2) LES RUPTURES DE LA REVOLUTION INDUSTRIELLE
Un demi-siècle après l'invention de Nicolas Appert, les conserveries arrivent au bout de la terre en 1853. Les Nantais, alors, mènent la danse, et, à Douarnenez, ils s'appellent Clairian, Lemarchand et, surtout, Chancerelle. C'est le début d'une extraordinaire explosion aux répercussions multiples et profondes sur les terrains économiques, démographiques, urbains.
A Douarnenez même, les bourgeois des presses résistent autant qu'ils le peuvent à cette innovation importée par des étrangers. Le premier à passer le cap est le maire, Le Guillou de Penanros, sur l'île Tristan, en 1860. 42 ouvertures d'atelier ou d'usine vont suivre ! En quelques décennies, Douarnenez va se transformer en une ville industrielle. Tout va changer.
En 1850 la ville compte 3952 habitants, 8637 en 1875, 12865 en 1901. Une population jeune, grouillante, s'agglutine, dans des conditions d'hygiène déplorables, au plus près de l'eau. Ces usines qui ouvrent leurs portes ne disposent d'aucun moyen de conservation du poisson par le froid. Il faut le travailler dès son arrivée. Hommes en mer dès l'âge de douze ans et parfois avant, femmes à l'usine aux mêmes âges, s'entassent donc sur un périmètre restreint, totalement colonisé.

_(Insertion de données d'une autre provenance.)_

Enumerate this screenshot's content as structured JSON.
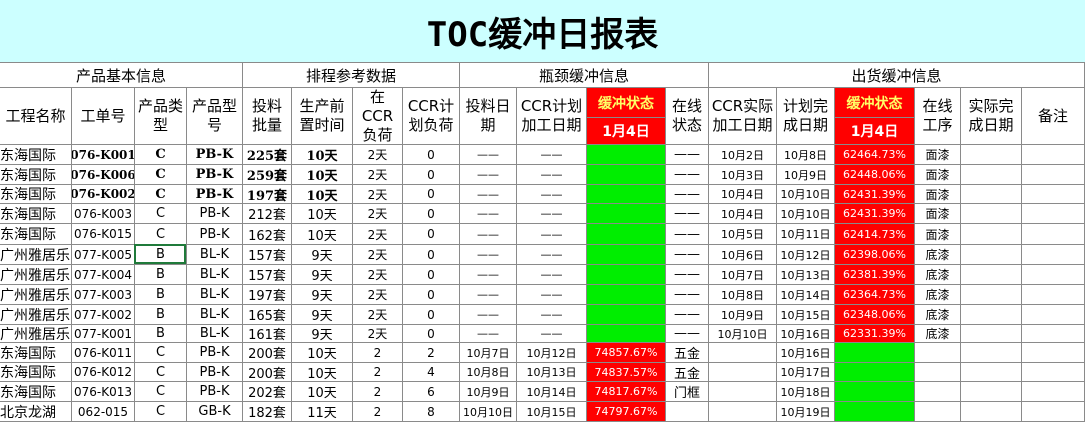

Au delà de quelques solidarités d'évidence c'est une vraie communauté qui vit en ces quelques rues ou venelles. Même destin, mêmes jeux, mêmes apprentissages, mêmes pratiques sociales. Frontières bien ténues entre vie publique et vie privée quand on s'entasse à cinquante dans une même maison, une famille par pièce... Parfois le choléra frappe, et c'est le drame. Ainsi, la presqu'île douarneniste est rapidement entièrement urbanisée. Le quartier portuaire reste populaire, tandis que sur la côte, sur quelques parcelles belvédères, des châteaux d'usiniers s'élèvent. Une première segmentation de l'espace apparaît.
La population nouvelle provient des campagnes du Porzay et du Cap. En 1876, 24 % des Douarnenistes sont nés hors de la ville dont 877 dans les communes limitrophes. Sur 3200 inscrits maritimes, 1200 sont d'origine paysanne.
Des halles, des écoles, l'Inscription maritime, une usine à gaz, apparaissent. Une église aussi, après l'obtention du titre curial arraché aux Ploaristes en 1875.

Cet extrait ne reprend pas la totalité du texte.